The collection tub: two opalescent nudibranchs sitting on a hydrozoan. Photo credit: Nicole Kellough

In addition to observing numerous species, a few were collected and brought back with us to the lab. Two opalescent nudibranchs were collected along with an unknown nudibranch individual. Possible new discovery?! An anemone, some hydras, and mussels were also collected.

Since very few tunicates were collectively seen, our results didn’t show any relationships between the number of tunicate colonies and species richness. Further, there wasn’t much of a relationship between number of species in light or dark habitats. Further exploration on other docks may be needed to increase our data for a more significant statistical analysis –back to the docks we go!

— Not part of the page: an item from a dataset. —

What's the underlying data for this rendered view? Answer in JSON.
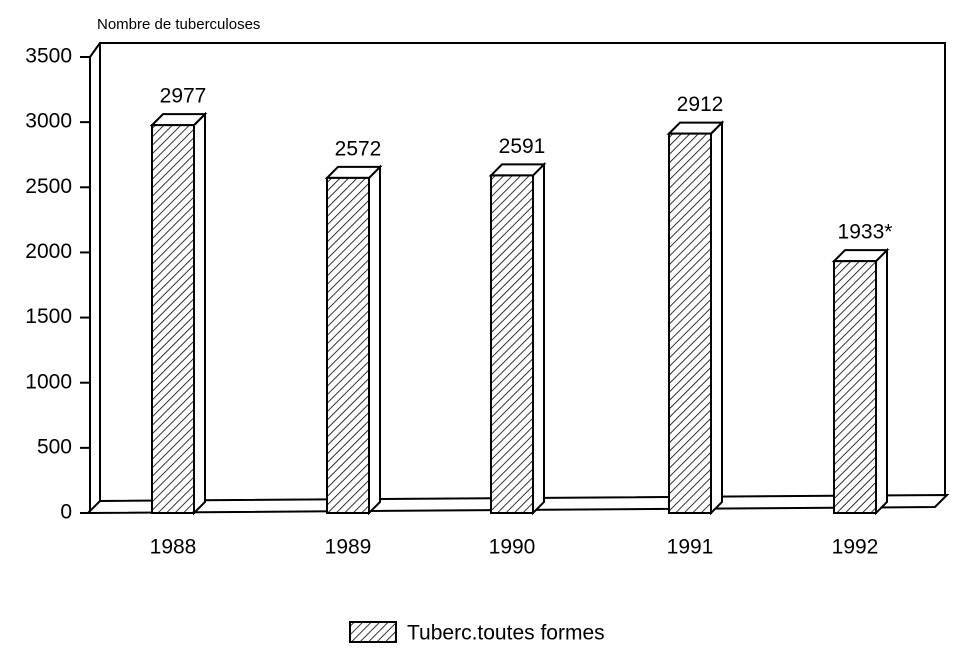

If our experiments at the docks have spiked your interested in how invasive marine species get around and how the Canadian government is dealing with them you can go to the following links for more information.

Fisheries and Oceans Canada:

http://www.dfo-mpo.gc.ca/science/publications/article/2011/01-05-11-eng.html

Canadian Aquatic Invasive Species Network:

http://www.caisn.ca/en/index.php

“Mussel-infested Boat” News Article:

http://www.pentictonwesternnews.com/news/278730061.html

Just remember that prevention is easier than the clean up!